On November 20, 2017, I won Canada's largest literary prize, the Scotiabank Giller Prize, for my novel, Bellevue Square. It came with a whopping $100,000 Canadian dollars, an amount of money most professional writers would be lucky to earn from their writing in five years. I had a similar figure in debt, and just as 2016's winner André Alexis joked, winning the prize got me back to even. It's an incredible feeling to pay off your debt! Increased book sales and my value to my publisher will help keep me going for a period I don't usually have the luxury of imagining. All this is up to the prize.
I'm the twenty-fifth winner of the Giller (after in 2000, 2 winners took the honour). I'm in hallowed company, company I hope I earn my place in. I know or have known almost all of the winners who have won this prize. They were first my idols, then my teachers, then my friends. And then members of my own cohort began to win it. To be counted among these fellows is something that every fiction writer in the country has wondered about or hoped for. I'm proud and glad to be part of the history of the prize as it goes into its twenty-fifth year.
This year's nominees will spend a lot of time together, doing readings and appearances in Canada, New York, and London, as part of the Scotiabank Giller Prize's Between the Pages tour. If that group is anything like the one I was in, they'll form a quick bond over the excitement as well as the surreality of being treated so well by the Giller team and Scotiabank! It was wonderful to meet readers all over the country, and to read to packed houses everywhere. A year later, I am still in touch with my fellow nominees. That would have been true no matter who won, because by the time the tour was done, we were all friends.
The Scotiabank Giller Prize bought me time in which to work and plan how to stay afloat beyond the usual month or two. Writers, compassing the ones who do nothing else for a living as well as the ones who have another job, are generally poor. It's not just an occupational hazard, it's a job description. It's always been hard to make a living as an artist, or to make art while depending on a job to stay afloat. If it matters enough, people will figure out ways to cobble a life together, a life that often includes poverty and recovering from it. The writing life is a series of emotional, reputational, social, and financial roller coasters. But if I'd known all of this at the age of twenty, I'd still want to do it.

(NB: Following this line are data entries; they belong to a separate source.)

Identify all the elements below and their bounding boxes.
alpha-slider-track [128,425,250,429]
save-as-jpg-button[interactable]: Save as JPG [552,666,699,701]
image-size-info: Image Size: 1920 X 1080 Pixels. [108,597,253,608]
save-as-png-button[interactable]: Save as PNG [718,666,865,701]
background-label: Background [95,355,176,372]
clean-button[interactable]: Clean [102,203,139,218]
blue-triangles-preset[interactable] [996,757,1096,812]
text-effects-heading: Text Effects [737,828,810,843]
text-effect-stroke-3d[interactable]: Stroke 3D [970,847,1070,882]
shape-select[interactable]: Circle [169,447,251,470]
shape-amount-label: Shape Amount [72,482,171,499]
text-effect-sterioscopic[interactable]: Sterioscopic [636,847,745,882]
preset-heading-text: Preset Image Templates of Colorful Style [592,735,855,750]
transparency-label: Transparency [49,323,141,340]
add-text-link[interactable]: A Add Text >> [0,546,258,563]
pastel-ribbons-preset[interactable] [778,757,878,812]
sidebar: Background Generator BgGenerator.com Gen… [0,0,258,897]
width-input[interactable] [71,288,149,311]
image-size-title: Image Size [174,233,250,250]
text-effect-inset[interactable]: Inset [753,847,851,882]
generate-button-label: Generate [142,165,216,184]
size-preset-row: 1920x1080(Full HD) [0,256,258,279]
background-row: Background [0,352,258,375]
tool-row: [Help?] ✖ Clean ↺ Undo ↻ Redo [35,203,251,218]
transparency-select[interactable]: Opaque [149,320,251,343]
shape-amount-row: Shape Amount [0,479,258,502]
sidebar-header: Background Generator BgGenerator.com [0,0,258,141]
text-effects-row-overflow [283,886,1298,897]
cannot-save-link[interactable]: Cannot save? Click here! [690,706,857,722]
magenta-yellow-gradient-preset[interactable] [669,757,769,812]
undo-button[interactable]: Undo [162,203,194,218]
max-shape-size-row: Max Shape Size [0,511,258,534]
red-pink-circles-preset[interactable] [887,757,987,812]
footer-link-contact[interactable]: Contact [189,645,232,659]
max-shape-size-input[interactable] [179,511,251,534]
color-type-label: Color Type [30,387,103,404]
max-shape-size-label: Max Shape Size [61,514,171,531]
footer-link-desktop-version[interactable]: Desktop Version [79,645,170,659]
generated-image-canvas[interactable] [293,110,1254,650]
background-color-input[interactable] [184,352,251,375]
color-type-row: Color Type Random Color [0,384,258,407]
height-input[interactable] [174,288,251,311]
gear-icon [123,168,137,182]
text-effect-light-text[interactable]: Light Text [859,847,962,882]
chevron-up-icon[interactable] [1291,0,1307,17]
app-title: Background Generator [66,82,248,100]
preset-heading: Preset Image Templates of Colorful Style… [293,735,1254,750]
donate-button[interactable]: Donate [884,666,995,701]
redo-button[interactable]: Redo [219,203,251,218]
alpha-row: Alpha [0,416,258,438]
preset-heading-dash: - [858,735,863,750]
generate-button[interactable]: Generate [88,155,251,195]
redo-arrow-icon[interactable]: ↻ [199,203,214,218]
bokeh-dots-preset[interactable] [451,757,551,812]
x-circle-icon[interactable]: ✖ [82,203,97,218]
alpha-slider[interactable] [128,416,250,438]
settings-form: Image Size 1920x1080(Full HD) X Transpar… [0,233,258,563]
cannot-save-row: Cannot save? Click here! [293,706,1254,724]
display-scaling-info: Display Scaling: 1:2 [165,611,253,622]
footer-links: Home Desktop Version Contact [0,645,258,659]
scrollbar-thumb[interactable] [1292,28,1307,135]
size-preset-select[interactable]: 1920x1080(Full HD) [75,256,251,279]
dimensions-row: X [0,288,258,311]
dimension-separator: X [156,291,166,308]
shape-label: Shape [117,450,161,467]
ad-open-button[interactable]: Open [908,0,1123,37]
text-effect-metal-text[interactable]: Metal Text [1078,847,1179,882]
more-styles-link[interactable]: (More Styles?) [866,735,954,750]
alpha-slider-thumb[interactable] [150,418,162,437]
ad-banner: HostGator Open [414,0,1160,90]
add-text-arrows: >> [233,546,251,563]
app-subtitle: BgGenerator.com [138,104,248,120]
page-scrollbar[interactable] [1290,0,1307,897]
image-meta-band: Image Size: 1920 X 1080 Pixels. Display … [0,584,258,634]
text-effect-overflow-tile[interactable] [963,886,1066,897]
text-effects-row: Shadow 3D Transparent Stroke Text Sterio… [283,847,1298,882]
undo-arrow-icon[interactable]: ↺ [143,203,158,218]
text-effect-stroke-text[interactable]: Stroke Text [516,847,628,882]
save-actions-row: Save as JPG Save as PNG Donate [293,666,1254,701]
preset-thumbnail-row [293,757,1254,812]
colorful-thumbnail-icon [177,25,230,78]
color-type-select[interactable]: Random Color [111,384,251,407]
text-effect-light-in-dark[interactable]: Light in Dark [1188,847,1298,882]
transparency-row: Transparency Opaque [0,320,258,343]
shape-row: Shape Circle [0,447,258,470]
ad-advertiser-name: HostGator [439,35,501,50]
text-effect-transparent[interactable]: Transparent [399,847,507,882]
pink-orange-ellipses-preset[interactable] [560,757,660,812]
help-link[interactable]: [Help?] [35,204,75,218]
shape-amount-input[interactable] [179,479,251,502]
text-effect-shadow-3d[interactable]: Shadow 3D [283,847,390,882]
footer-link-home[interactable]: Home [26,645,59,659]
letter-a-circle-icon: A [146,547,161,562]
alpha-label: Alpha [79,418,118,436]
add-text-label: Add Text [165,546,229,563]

Bellevue Square is my sixteenth book. I've been fortunate in my career to catch an updraft here and there, receive a grant, get a good writing or editing gig. I crazy-quilt my life, like a lot of writers do, and over time, I've developed a talent for living close to the bone, skimming zero but never getting to it. My friends and family give each other strength and we help each other out. Prizes are a small part of the writing landscape, if only because so few writers benefit from them. Otherwise books have short shelf-lives and long destinies and the humans who get to write them are lucky people, no matter the cost or the benefit.